Ziad Akl, a senior researcher at the Center for Political and Strategic Studies, told Mada Masr Haftar’s seizing of the ports is a strategic move to gain leverage over the GNA. While Haftar cannot expect to export oil, he is trying to assert the LNA’s power, he explained, adding, “In the past few weeks there was an orchestrated operation targeting Daesh [the Islamic State] in Sirte. This was done under the banner of the Presidential Council, which would give the Council a lot of power.”
In August, Libyan forces backed by US-airstrikes launched an offensive against Islamic State forces in Sirte. By late August, Libyan authorities said the campaign had been successful and that they had almost entirely regained control of the city.
Akl believes the seizure of the ports was a response to the Presidential Council’s attacks on the Islamic State, in order to show that the LNA is still a significant player in Libya.
“All of it boils down to control over domestic power. These are all manifestations of the same problem. We thought the agreement would end things, but things did not end, things became more fragmented,” Akl said.

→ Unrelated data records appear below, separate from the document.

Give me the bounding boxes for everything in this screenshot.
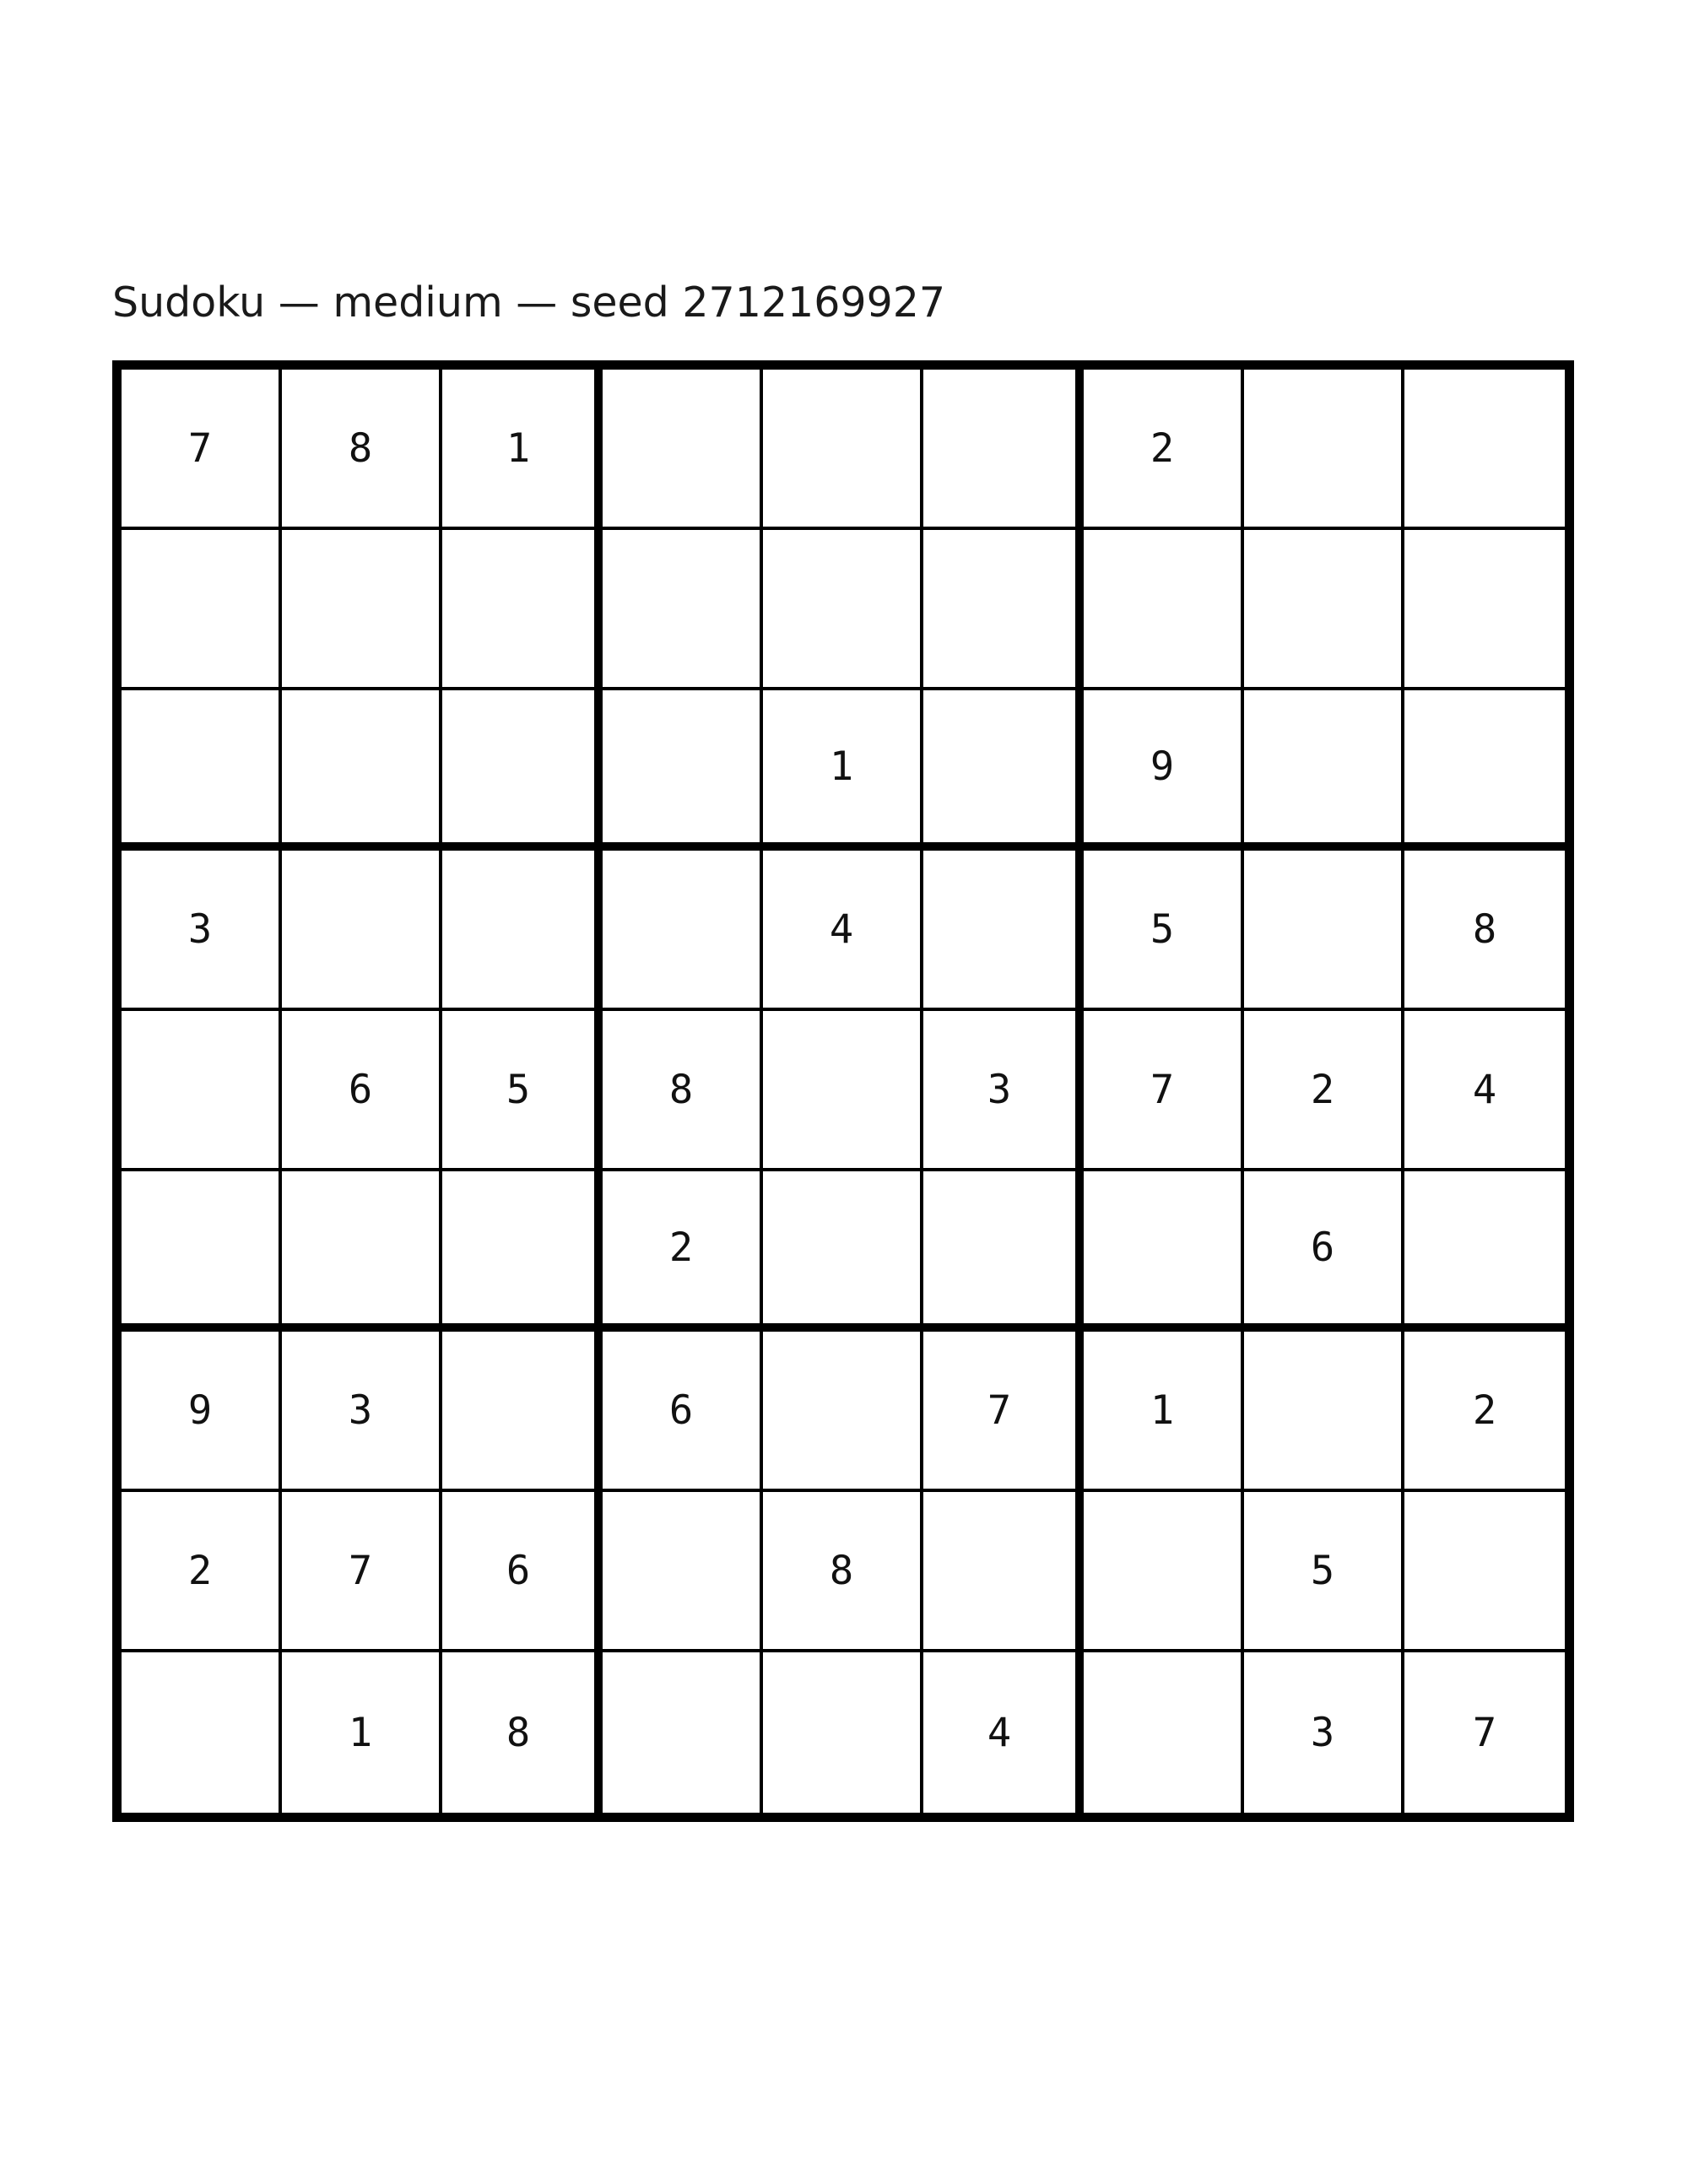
sudoku-cell[interactable]: 6 bbox=[1244, 1171, 1404, 1332]
sudoku-cell[interactable] bbox=[1404, 1492, 1565, 1652]
sudoku-cell[interactable]: 3 bbox=[923, 1011, 1084, 1171]
sudoku-cell[interactable] bbox=[282, 1171, 442, 1332]
sudoku-cell[interactable] bbox=[763, 1652, 923, 1813]
sudoku-cell[interactable]: 2 bbox=[1244, 1011, 1404, 1171]
sudoku-cell[interactable]: 2 bbox=[1084, 370, 1244, 530]
sudoku-cell[interactable] bbox=[442, 851, 603, 1011]
sudoku-cell[interactable]: 5 bbox=[1084, 851, 1244, 1011]
sudoku-cell[interactable]: 4 bbox=[763, 851, 923, 1011]
sudoku-cell[interactable] bbox=[282, 851, 442, 1011]
sudoku-cell[interactable] bbox=[122, 1011, 282, 1171]
sudoku-cell[interactable]: 9 bbox=[1084, 690, 1244, 851]
sudoku-cell[interactable] bbox=[1404, 530, 1565, 690]
sudoku-cell[interactable] bbox=[442, 530, 603, 690]
sudoku-cell[interactable]: 2 bbox=[603, 1171, 763, 1332]
sudoku-cell[interactable] bbox=[603, 370, 763, 530]
sudoku-cell[interactable]: 7 bbox=[1404, 1652, 1565, 1813]
sudoku-cell[interactable] bbox=[603, 851, 763, 1011]
sudoku-cell[interactable]: 1 bbox=[282, 1652, 442, 1813]
sudoku-cell[interactable] bbox=[122, 1171, 282, 1332]
sudoku-cell[interactable]: 7 bbox=[122, 370, 282, 530]
sudoku-cell[interactable] bbox=[1084, 530, 1244, 690]
page-title: Sudoku — medium — seed 2712169927 bbox=[112, 278, 946, 327]
sudoku-cell[interactable] bbox=[1244, 690, 1404, 851]
sudoku-cell[interactable] bbox=[1084, 1171, 1244, 1332]
sudoku-cell[interactable] bbox=[1244, 1332, 1404, 1492]
sudoku-cell[interactable]: 8 bbox=[442, 1652, 603, 1813]
sudoku-cell[interactable] bbox=[603, 530, 763, 690]
sudoku-cell[interactable]: 9 bbox=[122, 1332, 282, 1492]
sudoku-cell[interactable] bbox=[763, 1332, 923, 1492]
sudoku-cell[interactable] bbox=[1244, 851, 1404, 1011]
sudoku-cell[interactable] bbox=[763, 370, 923, 530]
sudoku-cell[interactable]: 1 bbox=[1084, 1332, 1244, 1492]
sudoku-cell[interactable]: 3 bbox=[282, 1332, 442, 1492]
sudoku-cell[interactable] bbox=[923, 851, 1084, 1011]
sudoku-cell[interactable] bbox=[1084, 1492, 1244, 1652]
sudoku-cell[interactable] bbox=[1404, 690, 1565, 851]
sudoku-cell[interactable] bbox=[122, 1652, 282, 1813]
sudoku-cell[interactable]: 6 bbox=[603, 1332, 763, 1492]
sudoku-cell[interactable] bbox=[923, 370, 1084, 530]
sudoku-cell[interactable]: 4 bbox=[1404, 1011, 1565, 1171]
sudoku-cell[interactable] bbox=[763, 1171, 923, 1332]
sudoku-cell[interactable]: 4 bbox=[923, 1652, 1084, 1813]
sudoku-cell[interactable]: 1 bbox=[442, 370, 603, 530]
sudoku-cell[interactable]: 2 bbox=[1404, 1332, 1565, 1492]
sudoku-cell[interactable] bbox=[1244, 530, 1404, 690]
sudoku-cell[interactable]: 7 bbox=[1084, 1011, 1244, 1171]
sudoku-cell[interactable] bbox=[923, 690, 1084, 851]
sudoku-cell[interactable] bbox=[442, 690, 603, 851]
sudoku-cell[interactable] bbox=[282, 530, 442, 690]
sudoku-cell[interactable]: 7 bbox=[282, 1492, 442, 1652]
sudoku-cell[interactable]: 5 bbox=[442, 1011, 603, 1171]
sudoku-cell[interactable]: 7 bbox=[923, 1332, 1084, 1492]
sudoku-cell[interactable] bbox=[763, 530, 923, 690]
sudoku-cell[interactable]: 5 bbox=[1244, 1492, 1404, 1652]
sudoku-cell[interactable] bbox=[603, 690, 763, 851]
sudoku-cell[interactable] bbox=[763, 1011, 923, 1171]
sudoku-cell[interactable] bbox=[1404, 370, 1565, 530]
sudoku-cell[interactable] bbox=[923, 530, 1084, 690]
sudoku-cell[interactable] bbox=[442, 1332, 603, 1492]
sudoku-cell[interactable]: 6 bbox=[282, 1011, 442, 1171]
sudoku-cell[interactable]: 8 bbox=[763, 1492, 923, 1652]
sudoku-cell[interactable]: 8 bbox=[1404, 851, 1565, 1011]
sudoku-cell[interactable]: 8 bbox=[282, 370, 442, 530]
sudoku-cell[interactable] bbox=[923, 1171, 1084, 1332]
sudoku-cell[interactable] bbox=[603, 1492, 763, 1652]
sudoku-cell[interactable]: 6 bbox=[442, 1492, 603, 1652]
sudoku-cell[interactable]: 1 bbox=[763, 690, 923, 851]
sudoku-cell[interactable] bbox=[122, 530, 282, 690]
sudoku-cell[interactable]: 2 bbox=[122, 1492, 282, 1652]
sudoku-cell[interactable]: 3 bbox=[1244, 1652, 1404, 1813]
sudoku-cell[interactable] bbox=[122, 690, 282, 851]
sudoku-cell[interactable] bbox=[282, 690, 442, 851]
sudoku-grid bbox=[112, 360, 1574, 1822]
sudoku-cell[interactable] bbox=[1084, 1652, 1244, 1813]
sudoku-cell[interactable] bbox=[603, 1652, 763, 1813]
sudoku-cell[interactable]: 3 bbox=[122, 851, 282, 1011]
sudoku-cell[interactable] bbox=[1244, 370, 1404, 530]
sudoku-cell[interactable] bbox=[1404, 1171, 1565, 1332]
sudoku-cell[interactable] bbox=[923, 1492, 1084, 1652]
sudoku-cell[interactable] bbox=[442, 1171, 603, 1332]
sudoku-cell[interactable]: 8 bbox=[603, 1011, 763, 1171]
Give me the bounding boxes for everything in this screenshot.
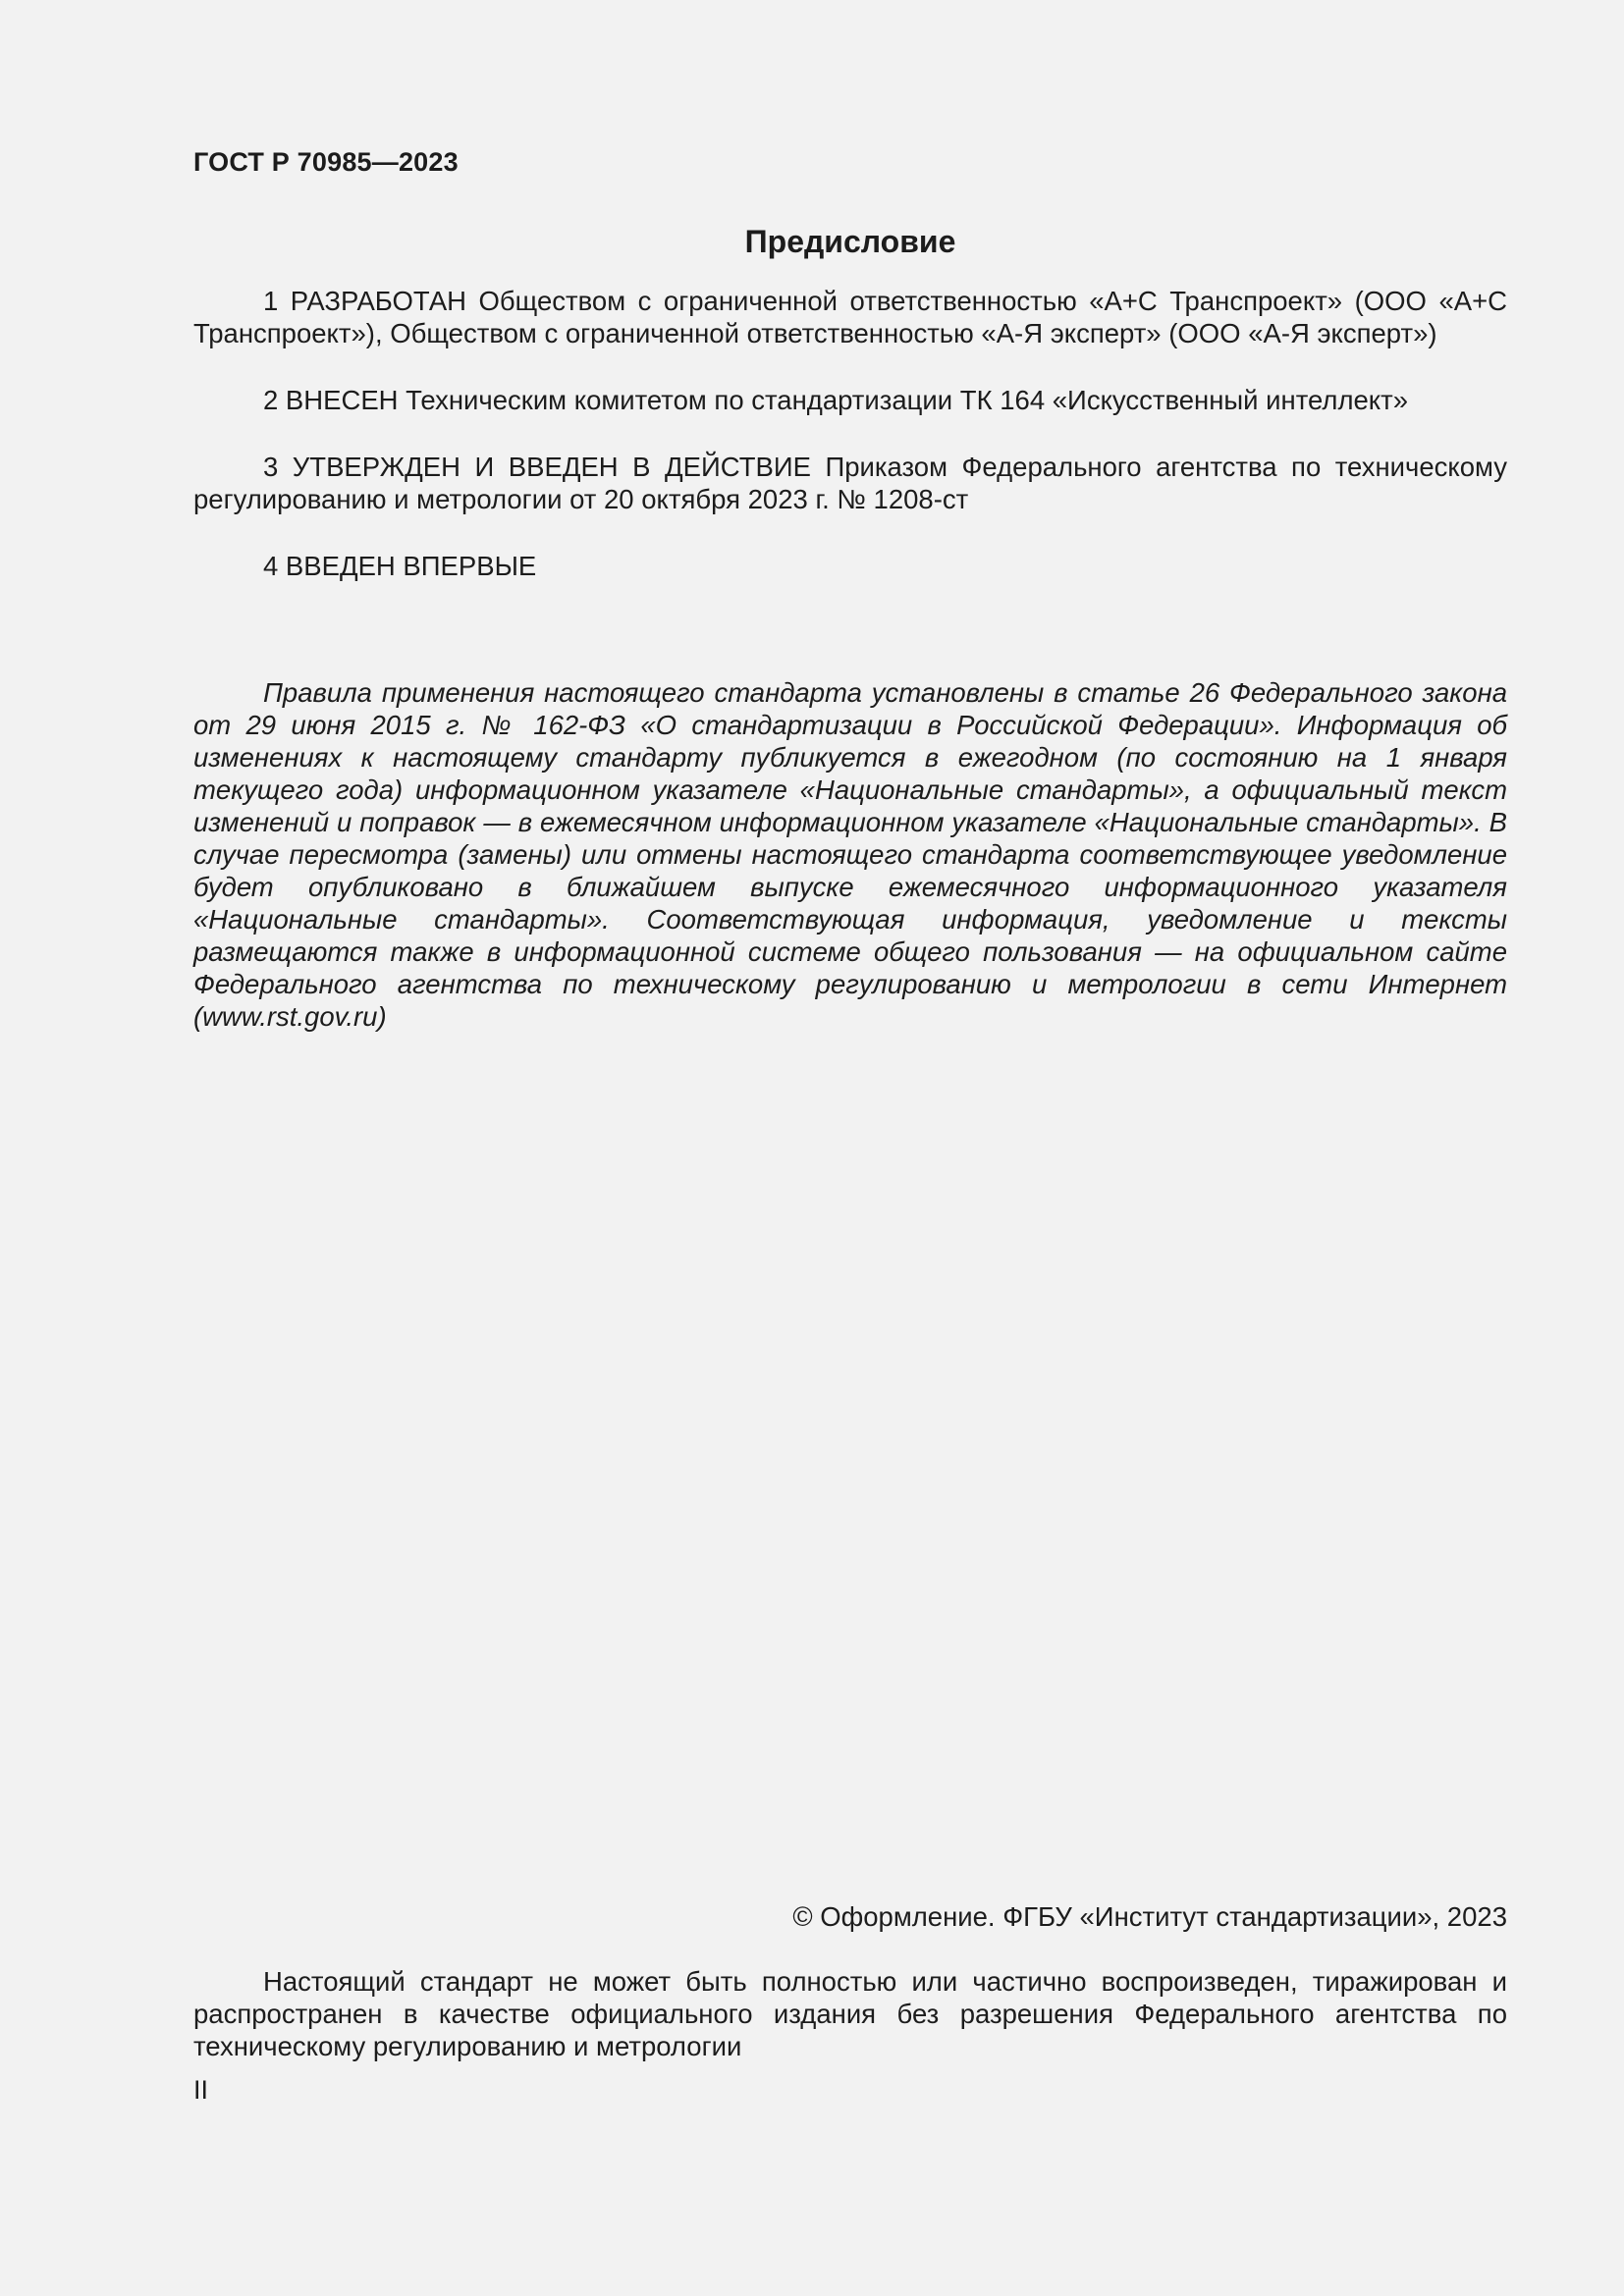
copyright-notice: © Оформление. ФГБУ «Институт стандартизации», 2023 xyxy=(792,1901,1507,1932)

Richard Mallinson, an analyst at Energy Aspects Ltd. in London, told Mada Masr that Haftar wants a senior position in the unity government, giving him control over the Armed Forces and executive powers. He also wants the GNA to distance itself from Islamist groups like Libyan Dawn and the Misratan Brigades, he added.
The GNA is unlikely to concede to Haftar’s demands, according to Mallinson. “Senior members of the Presidential Council believe his demands would fatally undermine the Libyan Political Agreement (LPA). Also, if they were to strike a deal with Haftar, then the factions that currently protect the Presidential Council in Tripoli might well withdraw this protection. So I expect the political situation to remain fragmented and potentially worsen in the coming months,” he explained.
The United Nations released a statement on September 12, addressing the fighting over the oil ports and calling for a peaceful resolution to the conflict. The UN representative for Libya, Martin Kobler, stated: “Attacks on the oil terminals further threaten the stability and lead to a greater division of the country. They restrict the oil exports and add to people’s suffering,” calling on all parties to respect the UN-backed GNA and Presidential Council.
The United States, France, Germany, Italy, Spain and the United Kingdom also released a joint statement on Monday expressing sentiments in line with those of the UN: condemning the attacks and calling on all forces not to damage oil facilities and to respect the GNA and the Presidential Council.
Mallinson told Mada Masr: “After establishing itself in Tripoli, the GNA needed to quickly win support from other parts of Libya to be able to fully implement the LPA. The vote against the LPA in the House of Representatives last month was a major setback and the seizure of the terminals may prove to be the last nail in the coffin.”